A communication system, such as radiotelephone system, generally includes a transmitter communicating with a receiver over a communication channel. Characteristics of well-designed communication systems include being inexpensive, simple, small, easy to manufacture, and power efficient, while meeting performance specifications and customer expectations.
Communication systems may communicate signals using single or multiple carrier modulation, depending on the particular application. One type of multiple carrier modulation (MCM) is orthogonal frequency division multiplex (OFDM). OFDM is a modulation method that transmits a data stream in parallel using many orthogonal sub-carriers to transmit a signal. An inverse Fourier transform can be used to efficiently split the transmitted signal into the many sub-carriers, and a Fourier transform can be used to demodulate the received signal to recover the data stream. OFDM is more robust than the single carrier modulation because it protects the signal against inter-symbol interference, delay spread, frequency selective fading, and narrowband interference. The word “orthogonal” describes a right angle (i.e., 90 degree) relationship between the sub-carriers, represented by complex In-phase (I) and quadrature-phase (Q) signals.
I/Q distortion of OFDM signals is caused by distortion on the communication channel, and in each of the modulator and the demodulator, by non-ideal quadrature conversion of the OFDM signals, by non-identical amplitude and phase responses in the I and Q branches, and non-linear phase characteristics in the low pass filters in each of the I and Q branches. The distortion on the communication channel is caused by factors such as inter-symbol interference, delay spread, frequency selective fading, narrowband interference, co-channel interference, and adjacent channel interference. Non-ideal quadrature conversion includes both non-ideal quadrature up-conversion in the quadrature modulator in the transmitter and/or non-ideal quadrature down-conversion in the quadrature demodulator in the receiver. The non-identical amplitude and phase responses in the I and Q paths in the modulator and the demodulator, and the non-linear phase characteristics in the low pass filters in each of the I and Q branches in the modulator and the demodulator may be caused by inaccuracies in analog components used in the modulator and the demodulator.
Traditionally, a receiver has a two-stage front-end circuit that receives an analog radio frequency (RF) signal. At the first stage, the front-end circuit converts the analog RF signal to an analog intermediate frequency (IF) signal having a lower frequency. At the second stage, the front-end circuit converts the analog IF signal to an analog baseband signal having the lowest frequency. The second stage is coupled to inexpensive analog to digital (AD) converters that convert the analog baseband signal to a digital baseband signal for subsequent digital baseband processing.

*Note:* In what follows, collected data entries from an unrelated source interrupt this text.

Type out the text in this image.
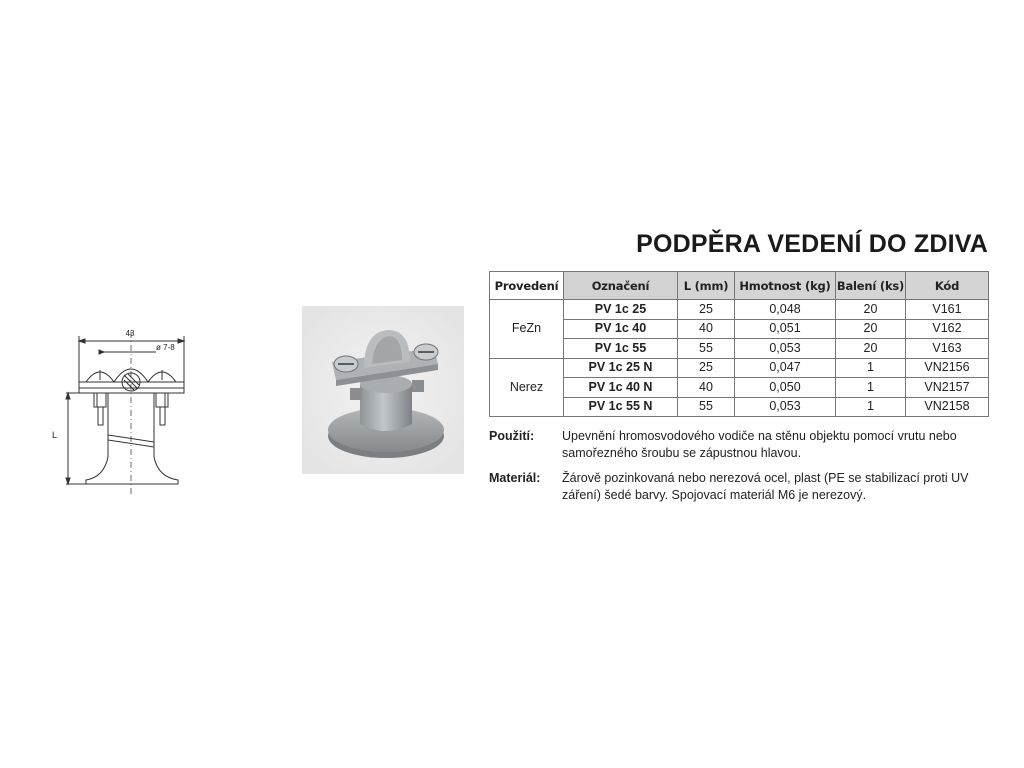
43
ø 7-8
L
PODPĚRA VEDENÍ DO ZDIVA
Provedení	Označení	L (mm)	Hmotnost (kg)	Balení (ks)	Kód
FeZn	PV 1c 25	25	0,048	20	V161
	PV 1c 40	40	0,051	20	V162
	PV 1c 55	55	0,053	20	V163
Nerez	PV 1c 25 N	25	0,047	1	VN2156
	PV 1c 40 N	40	0,050	1	VN2157
	PV 1c 55 N	55	0,053	1	VN2158
Použití:	Upevnění hromosvodového vodiče na stěnu objektu pomocí vrutu nebo samořezného šroubu se zápustnou hlavou.
Materiál:	Žárově pozinkovaná nebo nerezová ocel, plast (PE se stabilizací proti UV záření) šedé barvy. Spojovací materiál M6 je nerezový.
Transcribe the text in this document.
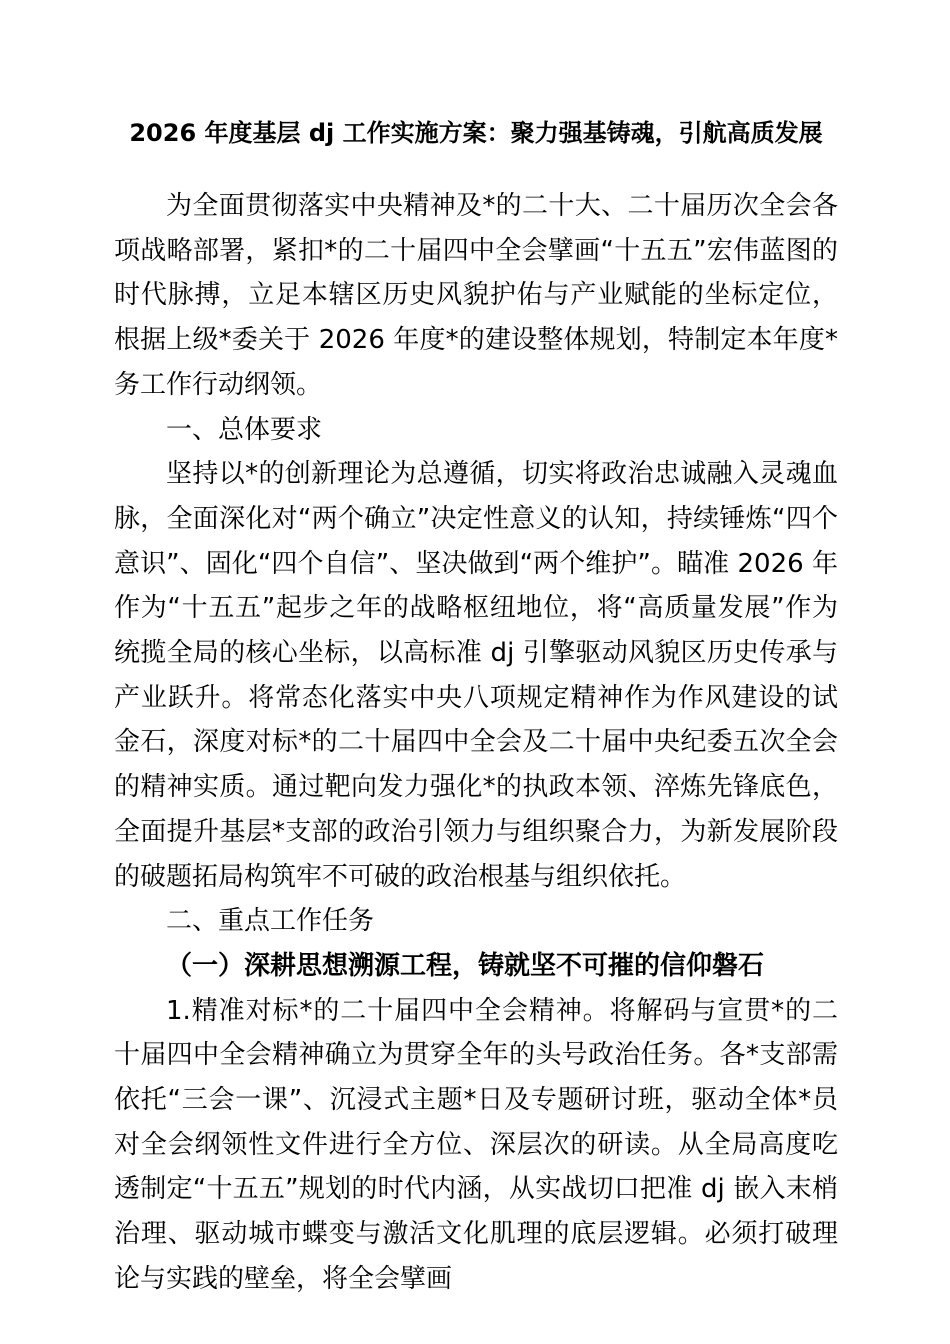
2026 年度基层 dj 工作实施方案：聚力强基铸魂，引航高质发展

为全面贯彻落实中央精神及*的二十大、二十届历次全会各项战略部署，紧扣*的二十届四中全会擘画“十五五”宏伟蓝图的时代脉搏，立足本辖区历史风貌护佑与产业赋能的坐标定位，根据上级*委关于 2026 年度*的建设整体规划，特制定本年度*务工作行动纲领。

一、总体要求

坚持以*的创新理论为总遵循，切实将政治忠诚融入灵魂血脉，全面深化对“两个确立”决定性意义的认知，持续锤炼“四个意识”、固化“四个自信”、坚决做到“两个维护”。瞄准 2026 年作为“十五五”起步之年的战略枢纽地位，将“高质量发展”作为统揽全局的核心坐标，以高标准 dj 引擎驱动风貌区历史传承与产业跃升。将常态化落实中央八项规定精神作为作风建设的试金石，深度对标*的二十届四中全会及二十届中央纪委五次全会的精神实质。通过靶向发力强化*的执政本领、淬炼先锋底色，全面提升基层*支部的政治引领力与组织聚合力，为新发展阶段的破题拓局构筑牢不可破的政治根基与组织依托。

二、重点工作任务

（一）深耕思想溯源工程，铸就坚不可摧的信仰磐石

1.精准对标*的二十届四中全会精神。将解码与宣贯*的二十届四中全会精神确立为贯穿全年的头号政治任务。各*支部需依托“三会一课”、沉浸式主题*日及专题研讨班，驱动全体*员对全会纲领性文件进行全方位、深层次的研读。从全局高度吃透制定“十五五”规划的时代内涵，从实战切口把准 dj 嵌入末梢治理、驱动城市蝶变与激活文化肌理的底层逻辑。必须打破理论与实践的壁垒，将全会擘画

A direct conversion receiver, otherwise known as a direct down-converter or zero-intermediate frequency (IF) receiver, eliminates the IF conversion circuitry. In this case, the direct conversion receiver receives the analog RF signal, and then converts the analog RF signal directly to the analog baseband signal having the lowest frequency. Advantages of the direct conversion receiver include having fewer parts, which minimizes its cost, and having low current drain.

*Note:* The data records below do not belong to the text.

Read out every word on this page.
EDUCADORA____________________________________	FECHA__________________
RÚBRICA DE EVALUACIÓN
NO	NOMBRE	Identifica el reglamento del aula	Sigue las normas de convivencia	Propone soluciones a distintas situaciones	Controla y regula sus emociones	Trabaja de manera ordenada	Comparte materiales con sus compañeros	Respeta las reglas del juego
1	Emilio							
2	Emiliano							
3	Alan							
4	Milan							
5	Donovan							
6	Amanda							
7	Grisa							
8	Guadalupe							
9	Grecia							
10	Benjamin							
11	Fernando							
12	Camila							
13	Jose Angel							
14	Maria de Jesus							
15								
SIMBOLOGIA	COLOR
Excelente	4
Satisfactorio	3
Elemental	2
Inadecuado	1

However, a problem with the direct conversion receiver is that the analog baseband signal is distorted by amplitude and phase imbalances in each of the I and Q branches in the demodulator and by the non-linear phase characteristics in the low pass filters in each of the I and Q branches in the demodulator. Spectral leakage is one type of I/Q distortion, wherein the positive frequency components of the base-band OFDM signal interfere with the negative frequency components of the base-band OFDM signal and vice versa. Attempts have been made to improve the performance of the direct conversion receiver by using components with tighter tolerances, by calibrating or tuning the components or circuitry in the factory before shipping the direct conversion receiver, by using phase equalizers to compensate the low pass filters, and by using frequency domain equalizers. However, components with tighter tolerances are more expensive. Factory calibration or tuning is time consuming. Phase equalizers increase cost, are not stable over time and temperature, and not satisfactory for high, more complex, levels of signal modulation. Frequency domain equalizers use adaptation algorithms that are slow to converge over the received signal. Analogous advantages and disadvantages also apply to an analog quadrature modulator for use in a direct conversion transmitter.
Accordingly, there is a need for I/Q distortion compensation for the reception of OFDM signals, and particularly for OFDM signals received by direct conversion receivers.